If you want to trash your ex, do it in Texas, not Colorado

While it’s certainly not as grave as the murder of a Minnesota babysitter who answered an ad on Craigslist, a Colorado man who trashed his ex in Craigslist’s “Rants and Raves” section faces up to 18 months in prison.

According to the AP, the case began when a woman told Loveland, Colo. police in December 2007 about postings made about her that year on Craigslist. Court records show posts that suggested she traded sexual acts for legal services from her attorney.

After receiving a search warrant, police scoured records from Web sites including Craigslist before identifying J.P. Weichel as the suspect.
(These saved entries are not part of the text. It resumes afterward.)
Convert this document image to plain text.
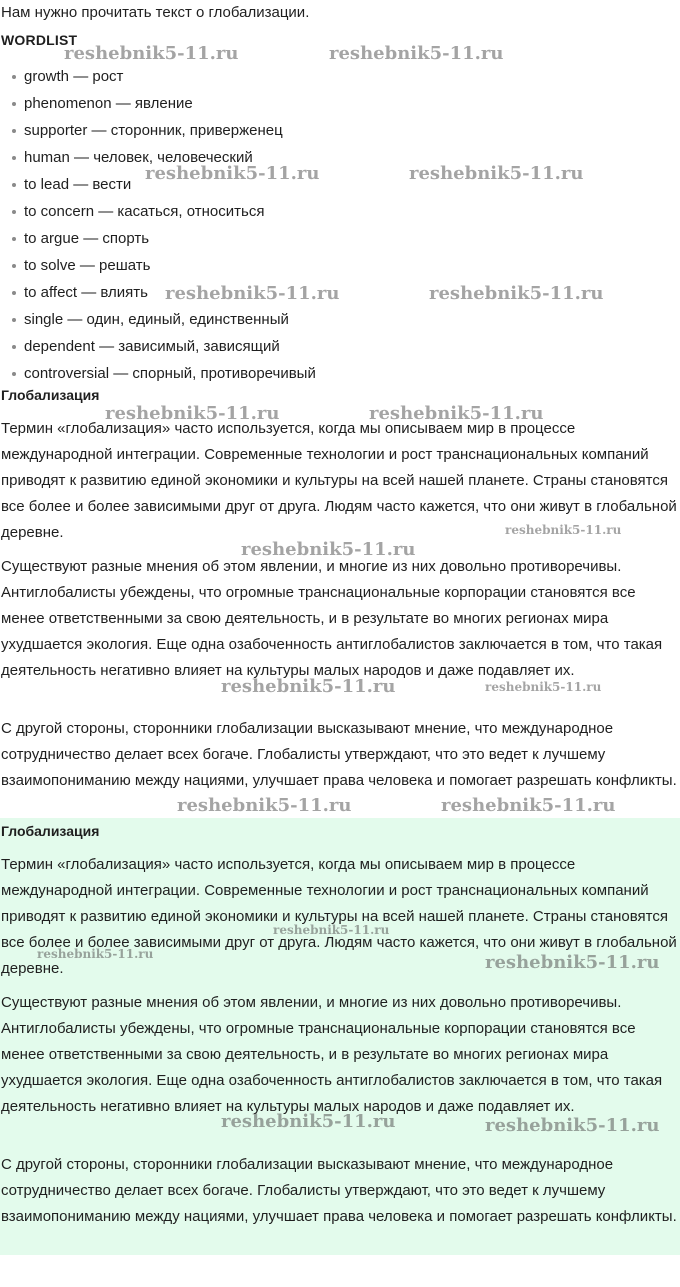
Нам нужно прочитать текст о глобализации.

WORDLIST

growth — рост
phenomenon — явление
supporter — сторонник, приверженец
human — человек, человеческий
to lead — вести
to concern — касаться, относиться
to argue — спорть
to solve — решать
to affect — влиять
single — один, единый, единственный
dependent — зависимый, зависящий
controversial — спорный, противоречивый

Глобализация

Термин «глобализация» часто используется, когда мы описываем мир в процессе международной интеграции. Современные технологии и рост транснациональных компаний приводят к развитию единой экономики и культуры на всей нашей планете. Страны становятся все более и более зависимыми друг от друга. Людям часто кажется, что они живут в глобальной деревне.

Существуют разные мнения об этом явлении, и многие из них довольно противоречивы. Антиглобалисты убеждены, что огромные транснациональные корпорации становятся все менее ответственными за свою деятельность, и в результате во многих регионах мира ухудшается экология. Еще одна озабоченность антиглобалистов заключается в том, что такая деятельность негативно влияет на культуры малых народов и даже подавляет их.

С другой стороны, сторонники глобализации высказывают мнение, что международное сотрудничество делает всех богаче. Глобалисты утверждают, что это ведет к лучшему взаимопониманию между нациями, улучшает права человека и помогает разрешать конфликты.

Глобализация

Термин «глобализация» часто используется, когда мы описываем мир в процессе международной интеграции. Современные технологии и рост транснациональных компаний приводят к развитию единой экономики и культуры на всей нашей планете. Страны становятся все более и более зависимыми друг от друга. Людям часто кажется, что они живут в глобальной деревне.

Существуют разные мнения об этом явлении, и многие из них довольно противоречивы. Антиглобалисты убеждены, что огромные транснациональные корпорации становятся все менее ответственными за свою деятельность, и в результате во многих регионах мира ухудшается экология. Еще одна озабоченность антиглобалистов заключается в том, что такая деятельность негативно влияет на культуры малых народов и даже подавляет их.

С другой стороны, сторонники глобализации высказывают мнение, что международное сотрудничество делает всех богаче. Глобалисты утверждают, что это ведет к лучшему взаимопониманию между нациями, улучшает права человека и помогает разрешать конфликты.

reshebnik5-11.ru	reshebnik5-11.ru
reshebnik5-11.ru	reshebnik5-11.ru
reshebnik5-11.ru	reshebnik5-11.ru
reshebnik5-11.ru	reshebnik5-11.ru
reshebnik5-11.ru
reshebnik5-11.ru
reshebnik5-11.ru	reshebnik5-11.ru
reshebnik5-11.ru	reshebnik5-11.ru
reshebnik5-11.ru
reshebnik5-11.ru	reshebnik5-11.ru
reshebnik5-11.ru	reshebnik5-11.ru
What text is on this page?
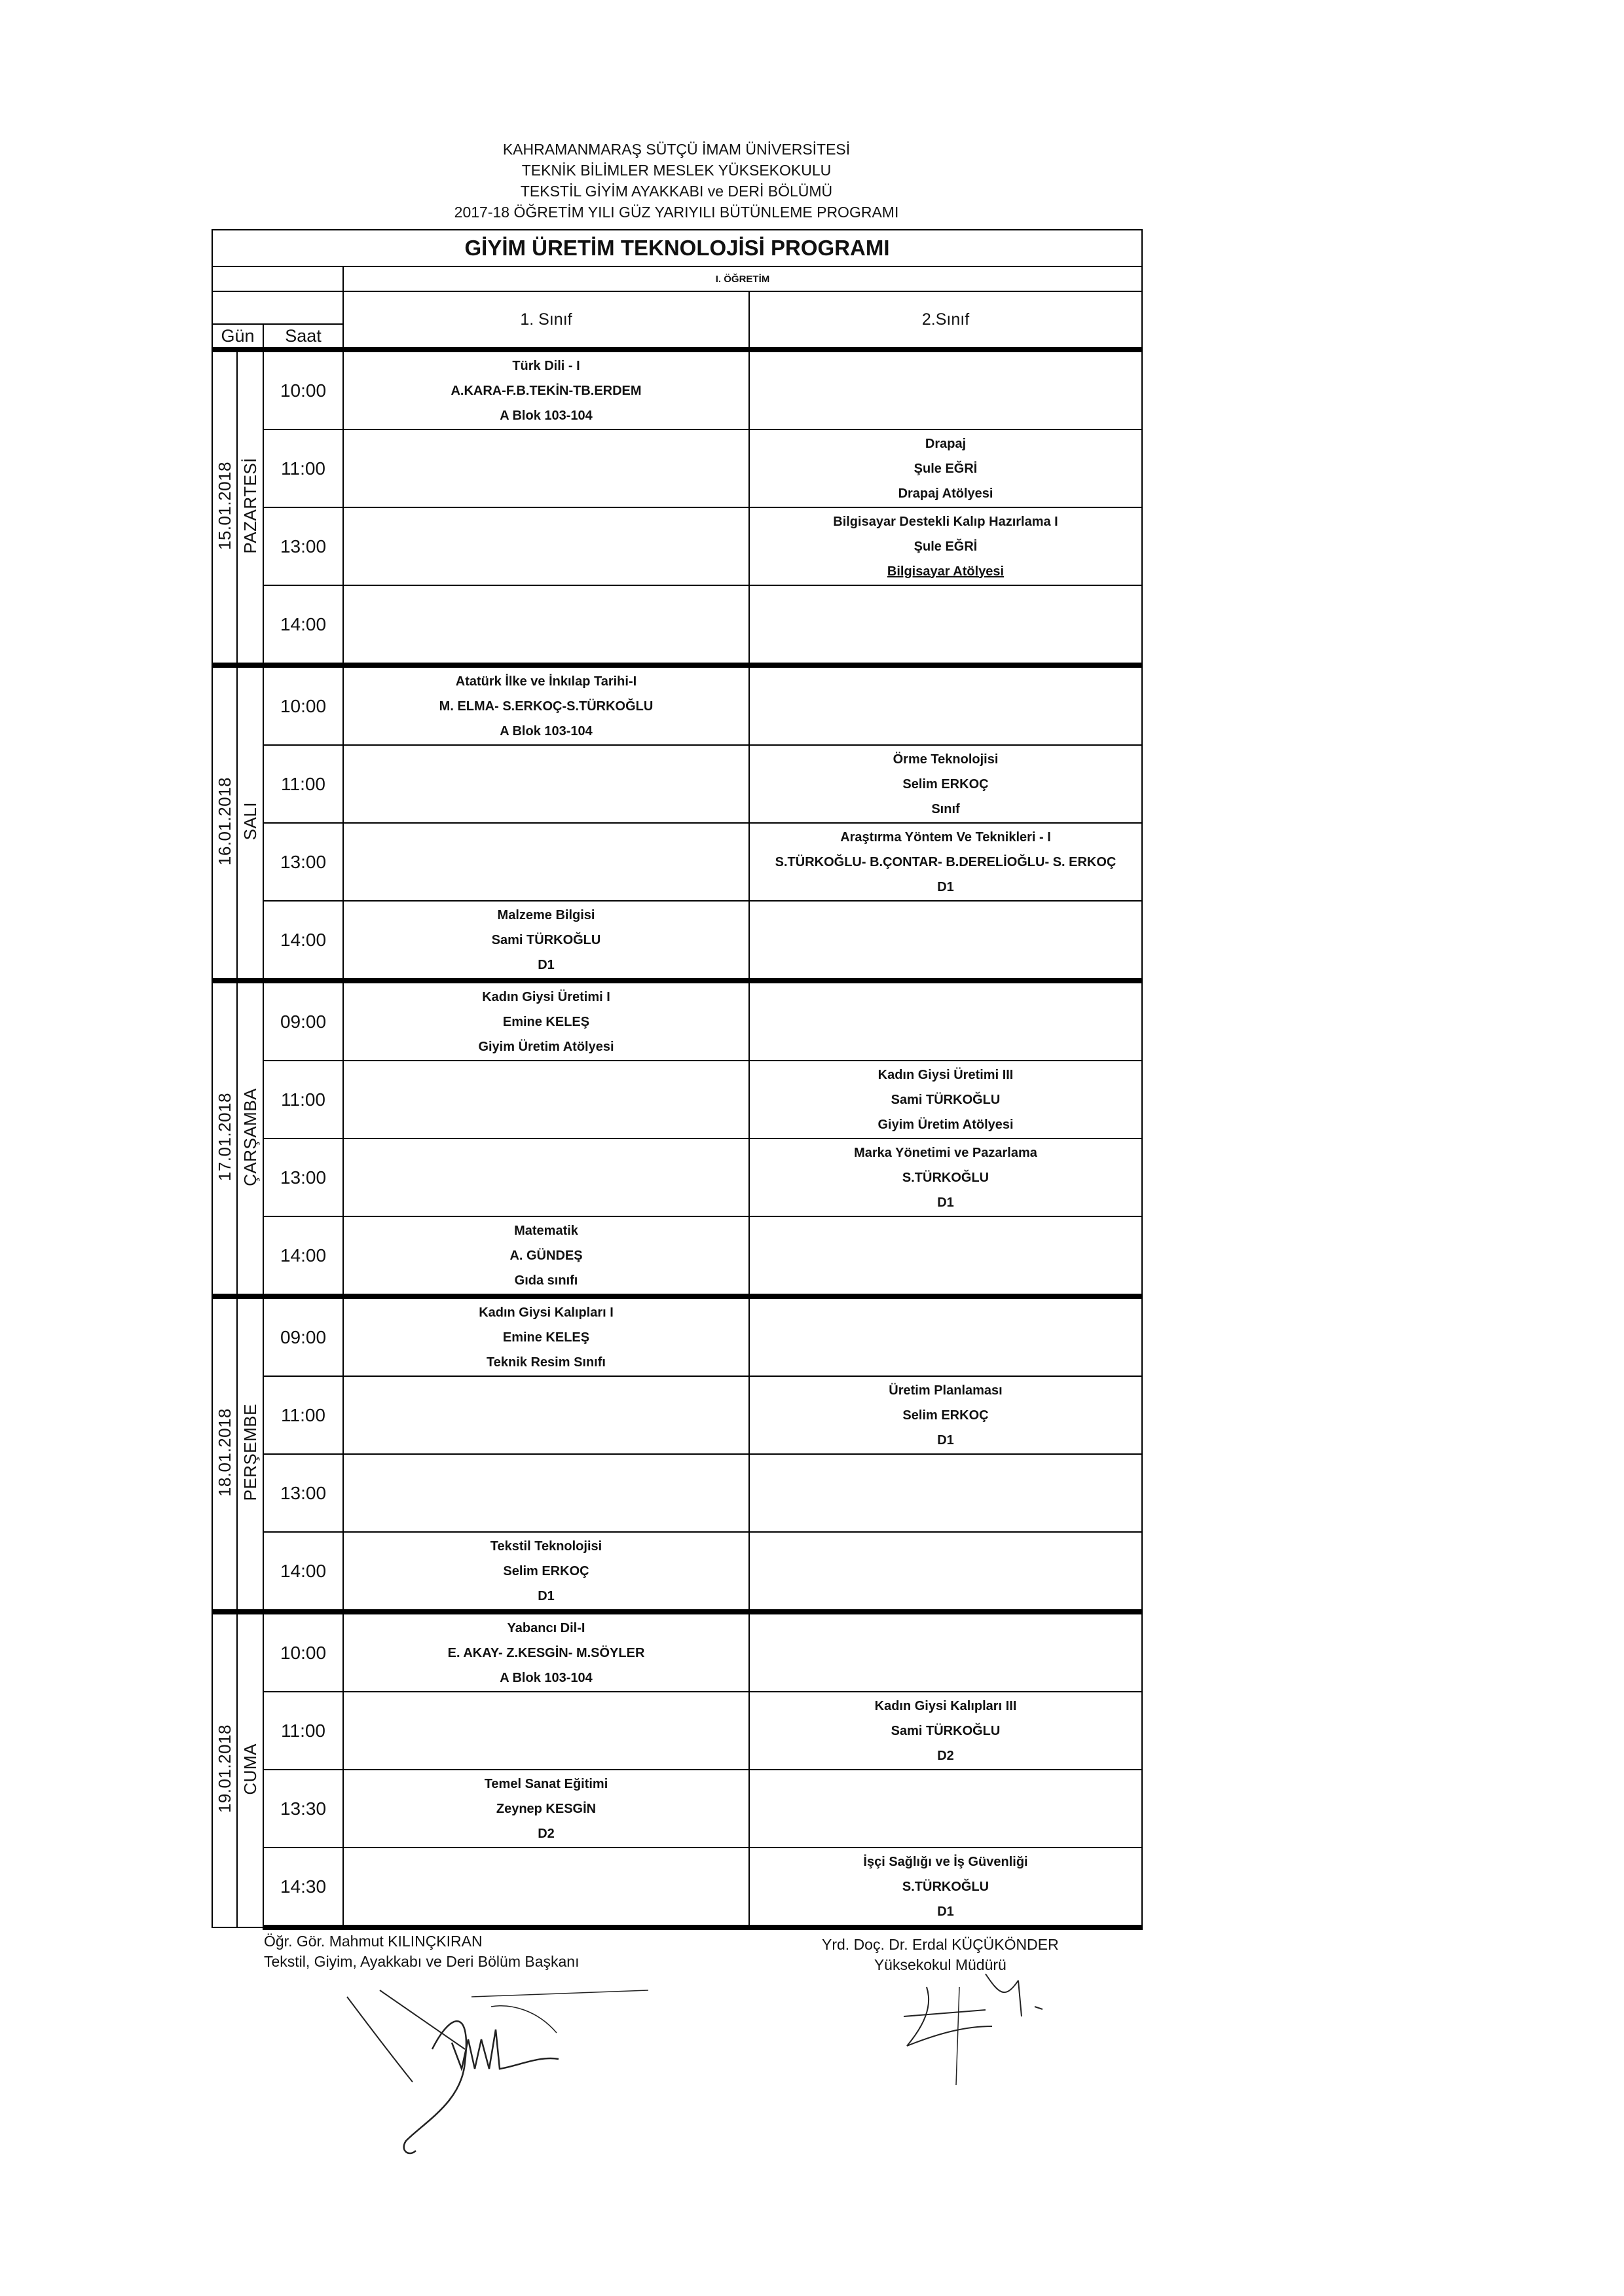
KAHRAMANMARAŞ SÜTÇÜ İMAM ÜNİVERSİTESİ
TEKNİK BİLİMLER MESLEK YÜKSEKOKULU
TEKSTİL GİYİM AYAKKABI ve DERİ BÖLÜMÜ
2017-18 ÖĞRETİM YILI GÜZ YARIYILI BÜTÜNLEME PROGRAMI
GİYİM ÜRETİM TEKNOLOJİSİ PROGRAMI				
			I. ÖĞRETİM	
			1. Sınıf	2.Sınıf
Gün		Saat		
15.01.2018	PAZARTESİ	10:00	Türk Dili - I
A.KARA-F.B.TEKİN-TB.ERDEM
A Blok 103-104	

		11:00		Drapaj
Şule EĞRİ
Drapaj Atölyesi

		13:00		Bilgisayar Destekli Kalıp Hazırlama I
Şule EĞRİ
Bilgisayar Atölyesi

		14:00		
16.01.2018	SALI	10:00	Atatürk İlke ve İnkılap Tarihi-I
M. ELMA- S.ERKOÇ-S.TÜRKOĞLU
A Blok 103-104	

		11:00		Örme Teknolojisi
Selim ERKOÇ
Sınıf

		13:00		Araştırma Yöntem Ve Teknikleri - I
S.TÜRKOĞLU- B.ÇONTAR- B.DERELİOĞLU- S. ERKOÇ
D1

		14:00	Malzeme Bilgisi
Sami TÜRKOĞLU
D1	

17.01.2018	ÇARŞAMBA	09:00	Kadın Giysi Üretimi I
Emine KELEŞ
Giyim Üretim Atölyesi	

		11:00		Kadın Giysi Üretimi III
Sami TÜRKOĞLU
Giyim Üretim Atölyesi

		13:00		Marka Yönetimi ve Pazarlama
S.TÜRKOĞLU
D1

		14:00	Matematik
A. GÜNDEŞ
Gıda sınıfı	

18.01.2018	PERŞEMBE	09:00	Kadın Giysi Kalıpları I
Emine KELEŞ
Teknik Resim Sınıfı	

		11:00		Üretim Planlaması
Selim ERKOÇ
D1

		13:00		
		14:00	Tekstil Teknolojisi
Selim ERKOÇ
D1	

19.01.2018	CUMA	10:00	Yabancı Dil-I
E. AKAY- Z.KESGİN- M.SÖYLER
A Blok 103-104	

		11:00		Kadın Giysi Kalıpları III
Sami TÜRKOĞLU
D2

		13:30	Temel Sanat Eğitimi
Zeynep KESGİN
D2	

		14:30		İşçi Sağlığı ve İş Güvenliği
S.TÜRKOĞLU
D1
Öğr. Gör. Mahmut KILINÇKIRAN
Tekstil, Giyim, Ayakkabı ve Deri Bölüm Başkanı
Yrd. Doç. Dr. Erdal KÜÇÜKÖNDER
Yüksekokul Müdürü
Weichel says he was “just venting.”

The Colorado law bans statements “tending to blacken the memory of one who is dead” or that “impeach the honesty, integrity, virtue, or reputation or expose the natural defects of one who is alive.” Libel is a criminal offense in Colorado (in most states it’s a civil matter).

If Weichel is convicted, disgruntled ex’s and others seeking to blow off steam would be best to stay away from MySpace, Facebook or a blog if they live in Colorado.

On the flip side, Texas seems to be cool with libel. An appellate court in August told an assistant high school principal from San Antonio that her students didn’t defame her when they created a fake MySpace profile that claimed she was a lesbian.

The bogus profile stayed up for about a month in 2006 before Anna Draker found it, after which she asked MySpace to take it down. They promptly did. But Draker then sued the students – and their parents – for defamation and negligence.

A judge in San Antonio threw out the charges before trial, arguing that they didn’t meet the state’s standard of “defamation.”